The order has not changed for the other painkillers, at least for now, said Throckmorton, deputy director of the agency's Center for Drug Evaluation and Research.

The agency said last week that the unapproved drugs might be unsafe, ineffective or poor quality. The order gave manufacturers 60 days to stop making those products.

The liquid morphine is highly concentrated. Other approved forms of liquid morphine are more dilute, and Throckmorton said the FDA had thought the other forms could take the place of the concentrated form.

But reaction from hospice experts and others "helped us understand" that some patients need the unapproved version, Throckmorton said.

In interviews, experts said they didn't have firm numbers on how many patients use the concentrated liquid. But Dr. Diane Meier, director of the Center to Advance Palliative Care at the Mount Sinai School of Medicine in New York, estimated that it may be at least 2 million Americans a year.

She called Thursday's decision "fabulous.... It's incredibly refreshing and makes me hopeful about our government."

The high morphine concentration is crucial, she and others said. It allows caregivers to rapidly relieve pain by placing just a few drops in the mouth of a person who has trouble swallowing, perhaps because of confusion, lethargy or other conditions.

The more dilute morphine requires much more liquid, which could make an impaired person choke or sputter, or refuse to take the medication, experts say.

Caregivers can administer the concentrated solution at home, where morphine shots often aren't a good option. Without the concentrated liquid, families could end up calling 911 to rush their loved ones to an emergency room for morphine shots, which would be expensive and against patient wishes, said Dr. Porter Storey, executive vice president of the American Academy of Hospice and Palliative Medicine.

Storey called the FDA reversal "a really important step in the right direction," showing "an amazing level of responsiveness we're not used to seeing in our government officials."

But Storey said he was still concerned about the other painkillers ordered off the market, products containing morphine, hydromorphone or oxycodone.

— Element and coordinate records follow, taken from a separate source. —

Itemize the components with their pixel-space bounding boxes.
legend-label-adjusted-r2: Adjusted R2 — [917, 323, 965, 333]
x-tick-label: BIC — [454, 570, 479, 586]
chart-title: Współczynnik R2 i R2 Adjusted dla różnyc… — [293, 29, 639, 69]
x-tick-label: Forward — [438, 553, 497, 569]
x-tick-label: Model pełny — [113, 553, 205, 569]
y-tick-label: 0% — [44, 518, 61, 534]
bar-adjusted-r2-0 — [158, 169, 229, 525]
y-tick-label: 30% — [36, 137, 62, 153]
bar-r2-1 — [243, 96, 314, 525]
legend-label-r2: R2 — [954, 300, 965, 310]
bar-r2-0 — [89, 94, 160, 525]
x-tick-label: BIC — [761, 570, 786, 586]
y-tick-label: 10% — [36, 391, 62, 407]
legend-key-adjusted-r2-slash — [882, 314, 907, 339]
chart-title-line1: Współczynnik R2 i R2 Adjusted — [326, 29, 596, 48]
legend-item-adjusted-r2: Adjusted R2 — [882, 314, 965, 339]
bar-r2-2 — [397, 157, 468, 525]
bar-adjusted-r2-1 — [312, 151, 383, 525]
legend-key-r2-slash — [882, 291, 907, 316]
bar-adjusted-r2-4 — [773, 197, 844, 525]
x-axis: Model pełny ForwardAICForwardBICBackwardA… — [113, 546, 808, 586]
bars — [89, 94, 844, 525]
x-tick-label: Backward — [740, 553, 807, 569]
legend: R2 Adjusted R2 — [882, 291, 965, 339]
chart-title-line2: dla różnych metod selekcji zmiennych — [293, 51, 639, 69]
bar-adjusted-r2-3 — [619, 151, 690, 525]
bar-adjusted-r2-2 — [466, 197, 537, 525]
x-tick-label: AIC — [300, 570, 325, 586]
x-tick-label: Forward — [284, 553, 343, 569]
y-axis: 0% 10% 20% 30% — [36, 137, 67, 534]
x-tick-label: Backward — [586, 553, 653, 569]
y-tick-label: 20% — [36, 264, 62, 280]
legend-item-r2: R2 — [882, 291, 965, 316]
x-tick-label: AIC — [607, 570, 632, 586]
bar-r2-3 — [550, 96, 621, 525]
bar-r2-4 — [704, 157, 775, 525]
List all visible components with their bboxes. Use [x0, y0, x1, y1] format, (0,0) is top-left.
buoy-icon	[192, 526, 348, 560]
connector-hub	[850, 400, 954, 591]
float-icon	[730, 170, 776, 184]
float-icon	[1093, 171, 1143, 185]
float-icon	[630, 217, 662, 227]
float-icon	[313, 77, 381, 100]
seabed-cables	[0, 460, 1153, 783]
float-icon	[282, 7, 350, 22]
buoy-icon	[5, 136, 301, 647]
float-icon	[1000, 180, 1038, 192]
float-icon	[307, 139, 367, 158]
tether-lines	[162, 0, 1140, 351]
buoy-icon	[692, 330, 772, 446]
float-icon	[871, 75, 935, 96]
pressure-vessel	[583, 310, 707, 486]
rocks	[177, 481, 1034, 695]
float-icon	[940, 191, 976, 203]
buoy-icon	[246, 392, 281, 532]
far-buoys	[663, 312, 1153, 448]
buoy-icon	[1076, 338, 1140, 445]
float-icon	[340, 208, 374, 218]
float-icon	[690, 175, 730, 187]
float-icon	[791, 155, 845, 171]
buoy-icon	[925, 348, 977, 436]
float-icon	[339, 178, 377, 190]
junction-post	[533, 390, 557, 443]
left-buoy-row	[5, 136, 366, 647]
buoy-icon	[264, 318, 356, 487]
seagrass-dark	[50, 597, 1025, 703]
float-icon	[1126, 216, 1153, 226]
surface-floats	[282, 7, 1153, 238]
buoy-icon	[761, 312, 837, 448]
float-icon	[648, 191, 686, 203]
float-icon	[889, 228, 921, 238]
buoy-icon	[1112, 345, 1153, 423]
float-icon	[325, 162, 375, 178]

While approved medications with those ingredients remain on the market, Storey noted that opiate painkillers are in short supply. So rather than removing the unapproved versions all at once, exacerbating the problem, he suggested the FDA proceed more slowly.

In a letter to the FDA earlier this week, Storey's organization said the painkillers covered by last week's order "have been used safely and effectively for decades."

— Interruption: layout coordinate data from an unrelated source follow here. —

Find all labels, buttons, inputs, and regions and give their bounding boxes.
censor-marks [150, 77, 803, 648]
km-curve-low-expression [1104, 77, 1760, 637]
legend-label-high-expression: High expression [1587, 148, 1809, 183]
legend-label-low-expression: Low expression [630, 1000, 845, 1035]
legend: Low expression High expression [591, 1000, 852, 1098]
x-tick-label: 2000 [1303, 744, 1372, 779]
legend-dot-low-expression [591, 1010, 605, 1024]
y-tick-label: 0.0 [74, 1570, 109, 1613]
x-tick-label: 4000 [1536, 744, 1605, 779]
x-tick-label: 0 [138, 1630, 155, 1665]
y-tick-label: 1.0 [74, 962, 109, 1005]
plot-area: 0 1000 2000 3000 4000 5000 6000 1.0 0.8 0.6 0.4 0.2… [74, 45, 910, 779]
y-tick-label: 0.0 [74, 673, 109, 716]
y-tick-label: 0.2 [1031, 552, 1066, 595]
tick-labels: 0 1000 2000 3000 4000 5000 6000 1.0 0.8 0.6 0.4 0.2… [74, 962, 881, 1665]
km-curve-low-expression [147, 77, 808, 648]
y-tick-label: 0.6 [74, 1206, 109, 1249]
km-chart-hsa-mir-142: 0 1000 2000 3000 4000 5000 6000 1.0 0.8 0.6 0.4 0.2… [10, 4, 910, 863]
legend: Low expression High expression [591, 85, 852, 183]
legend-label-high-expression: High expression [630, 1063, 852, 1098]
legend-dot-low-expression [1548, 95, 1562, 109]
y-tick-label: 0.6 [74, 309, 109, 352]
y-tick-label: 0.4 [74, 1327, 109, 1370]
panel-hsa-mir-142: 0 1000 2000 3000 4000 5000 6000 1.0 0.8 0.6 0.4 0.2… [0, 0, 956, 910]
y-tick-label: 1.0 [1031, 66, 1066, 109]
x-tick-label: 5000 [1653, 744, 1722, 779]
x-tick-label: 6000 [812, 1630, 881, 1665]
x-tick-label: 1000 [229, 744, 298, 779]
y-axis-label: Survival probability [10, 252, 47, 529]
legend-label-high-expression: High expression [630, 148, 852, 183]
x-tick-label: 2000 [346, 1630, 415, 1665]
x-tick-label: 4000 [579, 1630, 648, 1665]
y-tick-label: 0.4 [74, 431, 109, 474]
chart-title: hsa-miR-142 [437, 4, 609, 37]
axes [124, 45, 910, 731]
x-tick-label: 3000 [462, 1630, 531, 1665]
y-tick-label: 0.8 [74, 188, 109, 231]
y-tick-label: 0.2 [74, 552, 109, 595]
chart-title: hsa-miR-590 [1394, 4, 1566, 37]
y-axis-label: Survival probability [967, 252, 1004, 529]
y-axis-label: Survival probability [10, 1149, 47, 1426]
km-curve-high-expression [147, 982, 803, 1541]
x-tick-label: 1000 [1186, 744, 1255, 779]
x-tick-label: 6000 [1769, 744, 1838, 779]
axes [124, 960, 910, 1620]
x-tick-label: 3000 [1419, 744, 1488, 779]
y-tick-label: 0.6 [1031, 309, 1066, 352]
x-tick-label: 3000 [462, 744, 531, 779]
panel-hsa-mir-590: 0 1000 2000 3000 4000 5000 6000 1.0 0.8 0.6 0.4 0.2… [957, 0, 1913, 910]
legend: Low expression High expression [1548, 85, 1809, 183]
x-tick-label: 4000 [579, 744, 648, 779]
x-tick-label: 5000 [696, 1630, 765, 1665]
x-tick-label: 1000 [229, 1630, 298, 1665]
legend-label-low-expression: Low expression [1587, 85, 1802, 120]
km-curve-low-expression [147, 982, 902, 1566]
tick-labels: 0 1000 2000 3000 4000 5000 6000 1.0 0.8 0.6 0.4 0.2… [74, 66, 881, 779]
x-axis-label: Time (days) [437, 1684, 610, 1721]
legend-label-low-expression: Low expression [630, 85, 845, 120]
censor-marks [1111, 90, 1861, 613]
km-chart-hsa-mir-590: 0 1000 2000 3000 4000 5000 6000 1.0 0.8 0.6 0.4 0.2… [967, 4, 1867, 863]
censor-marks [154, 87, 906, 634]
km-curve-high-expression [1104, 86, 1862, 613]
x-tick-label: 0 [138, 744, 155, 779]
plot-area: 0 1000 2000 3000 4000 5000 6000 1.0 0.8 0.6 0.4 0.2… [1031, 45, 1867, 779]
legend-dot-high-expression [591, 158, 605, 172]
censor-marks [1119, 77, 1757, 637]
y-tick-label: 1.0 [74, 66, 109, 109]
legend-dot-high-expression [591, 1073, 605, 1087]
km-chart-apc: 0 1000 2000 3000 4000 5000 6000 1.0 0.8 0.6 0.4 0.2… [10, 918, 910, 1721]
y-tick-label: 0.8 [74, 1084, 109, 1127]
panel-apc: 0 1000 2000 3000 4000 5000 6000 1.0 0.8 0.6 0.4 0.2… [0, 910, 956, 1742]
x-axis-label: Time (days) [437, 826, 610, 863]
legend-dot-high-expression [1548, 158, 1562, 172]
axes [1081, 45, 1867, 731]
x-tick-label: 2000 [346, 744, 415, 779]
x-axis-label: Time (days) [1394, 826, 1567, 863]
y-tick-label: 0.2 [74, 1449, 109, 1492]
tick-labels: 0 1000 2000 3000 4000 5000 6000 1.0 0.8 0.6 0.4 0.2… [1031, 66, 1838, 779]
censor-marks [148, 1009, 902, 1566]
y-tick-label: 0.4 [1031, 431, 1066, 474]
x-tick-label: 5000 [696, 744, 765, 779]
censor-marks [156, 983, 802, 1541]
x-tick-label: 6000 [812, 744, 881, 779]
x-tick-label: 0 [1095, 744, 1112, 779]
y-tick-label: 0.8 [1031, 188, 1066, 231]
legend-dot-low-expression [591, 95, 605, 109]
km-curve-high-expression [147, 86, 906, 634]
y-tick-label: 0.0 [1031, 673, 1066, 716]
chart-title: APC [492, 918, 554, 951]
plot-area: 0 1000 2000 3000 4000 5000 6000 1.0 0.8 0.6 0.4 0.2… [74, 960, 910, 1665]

Throckmorton said the FDA is open to getting additional information about the other painkillers, and would discuss them with experts in hospice and palliative care.


But Storey said that in a later phone call with physicians and pharmacists, the FDA said that the order against the other painkillers would stand.

Further shortfalls in painkiller supply could spell trouble for chronic pain patients such as 62-year-old Ora Chaikin in New York City, said her physician, Dr. R. Sean Morrison at Mount Sinai.

Chaikin takes an unapproved version of the drug Dilaudid — hydromorphone — when her joint pain flares, which is typically on most days. She said she needs that medication "just to be able to walk, to be able to do daily activities (like) putting a coat on."

Although approved versions of the drug are available, the FDA order makes Morrison worry about their supply.
"It's already hard to get them," he said.